È made in Italy la nuova rete Slow Fiber, nata dall’incontro tra Slow Food Italia e sedici aziende virtuose del tessile, rappresenta un esempio concreto di cambiamento positivo che passa da un processo produttivo sostenibile, volto alla creazione di prodotti belli, sani, puliti, giusti e durevoli, perché rispettosi della dignità della persona e della natura nel suo delicato equilibrio.
Compriamo troppo e sprechiamo più che mai: non solo in campo alimentare con il cibo che dovrebbe nutrirci e invece non arriva nemmeno sulle nostre tavole, ma anche nel settore dell’abbigliamento e dell’arredamento, nell’ambito di quella che ormai viene definita a ragione fast fashion.
È questa la presa di coscienza che sta dietro l’incontro tra Slow Food Italia e alcune note realtà del tessile del territorio nazionale che, con coraggio e spirito critico, hanno creato Slow Fiber, un movimento la cui voce, oggi più che mai, squarcia il panorama di un sistema di produzione nocivo e inarrestabile in cui da troppo tempo siamo intrappolati, come consumatori e come imprenditori.

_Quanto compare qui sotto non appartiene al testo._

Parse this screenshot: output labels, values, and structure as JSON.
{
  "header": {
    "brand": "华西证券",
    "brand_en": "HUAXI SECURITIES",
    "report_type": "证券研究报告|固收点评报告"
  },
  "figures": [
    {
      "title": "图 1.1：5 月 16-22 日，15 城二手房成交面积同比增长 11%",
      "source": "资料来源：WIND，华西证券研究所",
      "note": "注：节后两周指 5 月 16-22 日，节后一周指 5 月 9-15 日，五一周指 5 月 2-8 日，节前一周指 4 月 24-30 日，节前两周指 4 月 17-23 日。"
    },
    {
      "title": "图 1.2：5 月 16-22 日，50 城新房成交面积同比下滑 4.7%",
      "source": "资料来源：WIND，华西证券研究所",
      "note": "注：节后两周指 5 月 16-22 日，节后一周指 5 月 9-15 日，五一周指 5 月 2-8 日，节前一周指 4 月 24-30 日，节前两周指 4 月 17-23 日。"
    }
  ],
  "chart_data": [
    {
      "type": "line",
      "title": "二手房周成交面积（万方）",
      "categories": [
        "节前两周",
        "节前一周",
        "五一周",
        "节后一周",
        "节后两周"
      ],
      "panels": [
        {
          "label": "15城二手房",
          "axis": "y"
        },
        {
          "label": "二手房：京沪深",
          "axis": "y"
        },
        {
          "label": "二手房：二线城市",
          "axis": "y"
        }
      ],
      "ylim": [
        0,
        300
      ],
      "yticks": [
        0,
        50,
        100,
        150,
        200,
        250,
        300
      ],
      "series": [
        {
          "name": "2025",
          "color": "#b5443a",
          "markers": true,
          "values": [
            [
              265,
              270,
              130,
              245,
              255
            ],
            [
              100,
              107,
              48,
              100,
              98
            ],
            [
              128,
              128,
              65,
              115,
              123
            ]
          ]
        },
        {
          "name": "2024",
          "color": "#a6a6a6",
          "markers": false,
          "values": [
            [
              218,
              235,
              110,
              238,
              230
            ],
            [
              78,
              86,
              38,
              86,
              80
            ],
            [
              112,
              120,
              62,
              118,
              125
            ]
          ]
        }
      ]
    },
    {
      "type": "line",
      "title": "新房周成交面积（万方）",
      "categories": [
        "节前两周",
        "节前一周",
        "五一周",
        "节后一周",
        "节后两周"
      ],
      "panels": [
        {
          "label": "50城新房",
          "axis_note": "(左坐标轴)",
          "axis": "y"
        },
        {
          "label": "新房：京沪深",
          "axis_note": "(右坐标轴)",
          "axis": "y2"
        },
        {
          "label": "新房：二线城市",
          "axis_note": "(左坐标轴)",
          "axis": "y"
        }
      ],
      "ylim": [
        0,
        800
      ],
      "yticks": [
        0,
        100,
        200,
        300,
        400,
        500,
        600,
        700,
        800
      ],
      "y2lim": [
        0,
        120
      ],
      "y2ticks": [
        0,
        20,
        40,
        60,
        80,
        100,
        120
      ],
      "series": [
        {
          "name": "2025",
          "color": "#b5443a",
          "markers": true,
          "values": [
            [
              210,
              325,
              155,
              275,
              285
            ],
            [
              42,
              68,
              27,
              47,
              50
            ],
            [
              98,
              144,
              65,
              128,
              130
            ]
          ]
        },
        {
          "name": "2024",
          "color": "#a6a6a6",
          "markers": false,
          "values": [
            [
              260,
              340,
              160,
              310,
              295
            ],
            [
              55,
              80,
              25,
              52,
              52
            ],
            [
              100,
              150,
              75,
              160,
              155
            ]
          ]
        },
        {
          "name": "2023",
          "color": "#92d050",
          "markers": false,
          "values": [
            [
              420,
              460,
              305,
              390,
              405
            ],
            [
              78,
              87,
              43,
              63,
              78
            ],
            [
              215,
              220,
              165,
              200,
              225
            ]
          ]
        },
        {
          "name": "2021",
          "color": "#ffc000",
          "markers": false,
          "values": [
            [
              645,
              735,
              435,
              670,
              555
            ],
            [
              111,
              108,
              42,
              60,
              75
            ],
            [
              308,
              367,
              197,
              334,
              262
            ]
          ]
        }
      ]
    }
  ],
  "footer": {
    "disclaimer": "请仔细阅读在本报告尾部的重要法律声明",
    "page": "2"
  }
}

Figlio dell’associazione Slow Food, che da anni è impegnata a promuovere un cibo buono, pulito e giusto per tutti, Slow Fiber propone lo stesso percorso e gli stessi valori nell’ambito del vestire e dell’arredamento, e quindi di rapporto con il corpo e con il bello, inteso anche come etico, giusto e misurato.
Secondo il report della Commissione Europea dal titolo Textiles and the environment in a circular economy: the role of design in Europe’s circular economy, la produzione e il consumo di prodotti tessili continua ad aumentare, così come il loro impatto sul clima, sul consumo di acqua e di energia e sull’ambiente. La produzione mondiale di questi prodotti è quasi raddoppiata tra il 2000 e il 2015 e il consumo di capi di abbigliamento dovrebbe aumentare del 63 % entro il 2030, passando dagli attuali 62 milioni di tonnellate a 102 milioni di tonnellate. Nell’Unione europea il consumo di prodotti tessili rappresenta attualmente in media il quarto maggiore impatto negativo sull’ambiente e sui cambiamenti climatici e il terzo per quanto riguarda l’uso dell’acqua e del suolo dalla prospettiva globale del ciclo di vita. Ogni anno nell’UE vengono buttati via circa 5,8 milioni di tonnellate di prodotti tessili, ogni europeo acquista ventisei chili di vestiti all’anno e ne butta via undici dopo averli indossati appena 7-8 volte mentre solo il 13% di essi viene riutilizzato o riciclato.
I dati parlano chiaro, bisogna ripensare la moda e il mondo del tessile in un’ottica di sostenibilità.
Slow Fiber si pone l’obiettivo di divulgare la conoscenza dell’impatto che i prodotti tessili hanno sull’ambiente, sui lavoratori della filiera e sulla salute dei consumatori per diffondere una nuova etica e cultura del vestire e dell’arredare. In quest’ottica, il proposito di Slow Fiber è anche quello di ampliare il network, coinvolgendo e invitando aziende italiane e internazionali a unirsi alla rete per ampliare la portata dell’impatto di questo cambiamento rendendolo corale, forte e immediato.
Le aziende fondatrici del network si sono autoregolamentate attraverso Il Manifesto di Slow Fiber insieme alla creazione di specifici requisiti, KPI qualitativi che quantitativi e una tassonomia propria a marchio Slow Fiber costruita sulla base degli indicatori globali di eticità, sostenibilità e responsabilità sociale (ESG, SDGs e GRI). Questa autovalutazione ha una doppia funzione: allineare tutte le aziende del network a intraprendere o a rafforzare i propri percorsi di sostenibilità e a supportare i nuovi aderenti nella realizzazione di percorsi chiari, trasparenti, misurabili. Slow Fiber in fondo è un richiamo alla bellezza che ci circonda e a quella che apportiamo al mondo quando creiamo, produciamo e condividiamo saperi e strumenti mossi da un bene comune e non dal cieco egoismo.